# How do you factor u^3 - 1?

Sep 23, 2015

${u}^{3} - 1 = \left(u - 1\right) \left({u}^{2} + u + 1\right)$

#### Explanation:

There is a useful 'difference of cubes' identity:

${a}^{3} - {b}^{3} = \left(a - b\right) \left({a}^{2} + a b + {b}^{2}\right)$

In our example, $a = u$ and $b = 1$ :

${u}^{3} - 1 = {u}^{3} - {1}^{3} = \left(u - 1\right) \left({u}^{2} + u \cdot 1 + {1}^{2}\right) = \left(u - 1\right) \left({u}^{2} + u + 1\right)$

In fact, in general we find:

${a}^{n} - {b}^{n} = \left(a - b\right) \left({a}^{n - 1} + {a}^{n - 2} b + {a}^{n - 3} {b}^{2} + \ldots + {b}^{n - 1}\right)$

When you multiply it out, most of the terms cancel.

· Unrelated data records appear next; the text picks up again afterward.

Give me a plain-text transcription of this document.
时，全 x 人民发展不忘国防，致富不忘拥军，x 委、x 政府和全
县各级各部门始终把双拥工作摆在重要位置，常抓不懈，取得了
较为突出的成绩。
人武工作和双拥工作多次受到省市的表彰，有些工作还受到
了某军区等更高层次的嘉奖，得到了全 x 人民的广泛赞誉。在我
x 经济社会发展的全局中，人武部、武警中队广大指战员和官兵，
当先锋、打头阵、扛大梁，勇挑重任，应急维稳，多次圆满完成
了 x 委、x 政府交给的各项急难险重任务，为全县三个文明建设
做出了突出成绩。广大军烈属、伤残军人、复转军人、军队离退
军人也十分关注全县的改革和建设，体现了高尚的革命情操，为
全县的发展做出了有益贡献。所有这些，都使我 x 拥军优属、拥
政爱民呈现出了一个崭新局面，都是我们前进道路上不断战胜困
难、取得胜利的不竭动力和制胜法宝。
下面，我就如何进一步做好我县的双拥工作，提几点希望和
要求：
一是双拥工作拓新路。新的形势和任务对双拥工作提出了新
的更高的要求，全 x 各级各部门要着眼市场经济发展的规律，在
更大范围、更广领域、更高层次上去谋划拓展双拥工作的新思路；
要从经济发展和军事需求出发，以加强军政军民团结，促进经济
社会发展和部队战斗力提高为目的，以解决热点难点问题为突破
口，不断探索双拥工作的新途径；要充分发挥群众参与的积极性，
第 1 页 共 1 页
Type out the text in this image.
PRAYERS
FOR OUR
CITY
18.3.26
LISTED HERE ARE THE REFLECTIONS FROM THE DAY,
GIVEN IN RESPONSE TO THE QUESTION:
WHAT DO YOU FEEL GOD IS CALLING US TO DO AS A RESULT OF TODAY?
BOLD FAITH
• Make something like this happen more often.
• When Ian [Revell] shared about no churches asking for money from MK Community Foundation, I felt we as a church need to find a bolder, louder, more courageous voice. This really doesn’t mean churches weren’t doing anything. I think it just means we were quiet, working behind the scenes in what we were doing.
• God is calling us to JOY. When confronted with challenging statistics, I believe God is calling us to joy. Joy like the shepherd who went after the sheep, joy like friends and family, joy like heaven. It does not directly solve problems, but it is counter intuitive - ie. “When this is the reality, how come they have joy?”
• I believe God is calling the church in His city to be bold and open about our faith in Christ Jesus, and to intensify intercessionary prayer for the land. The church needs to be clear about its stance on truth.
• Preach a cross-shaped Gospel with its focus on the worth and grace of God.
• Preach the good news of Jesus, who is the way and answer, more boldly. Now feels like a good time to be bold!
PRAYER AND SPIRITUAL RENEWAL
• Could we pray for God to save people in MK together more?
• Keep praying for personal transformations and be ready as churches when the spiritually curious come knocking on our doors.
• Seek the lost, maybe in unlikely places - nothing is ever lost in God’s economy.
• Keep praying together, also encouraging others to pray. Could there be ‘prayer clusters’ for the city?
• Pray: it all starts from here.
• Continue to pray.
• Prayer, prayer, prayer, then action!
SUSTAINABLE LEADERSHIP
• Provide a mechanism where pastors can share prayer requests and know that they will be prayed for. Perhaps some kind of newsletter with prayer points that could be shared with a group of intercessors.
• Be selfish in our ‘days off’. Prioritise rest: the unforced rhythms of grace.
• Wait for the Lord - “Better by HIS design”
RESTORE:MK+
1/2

When $n$ is even, the second factor can be factorised further:

${a}^{n - 1} + {a}^{n - 2} b + {a}^{n - 3} {b}^{2} + \ldots + {b}^{n - 1}$

$= \left(a + b\right) \left({a}^{n - 2} + {a}^{n - 4} {b}^{2} + \ldots + {b}^{n - 2}\right)$

There are no more linear factors with Real coefficients, but there are quadratic factors with Real coefficients.

For example:

${a}^{6} - {b}^{6} = \left(a - b\right) \left(a + b\right) \left({a}^{2} - a b + {b}^{2}\right) \left({a}^{2} + a b + {b}^{2}\right)$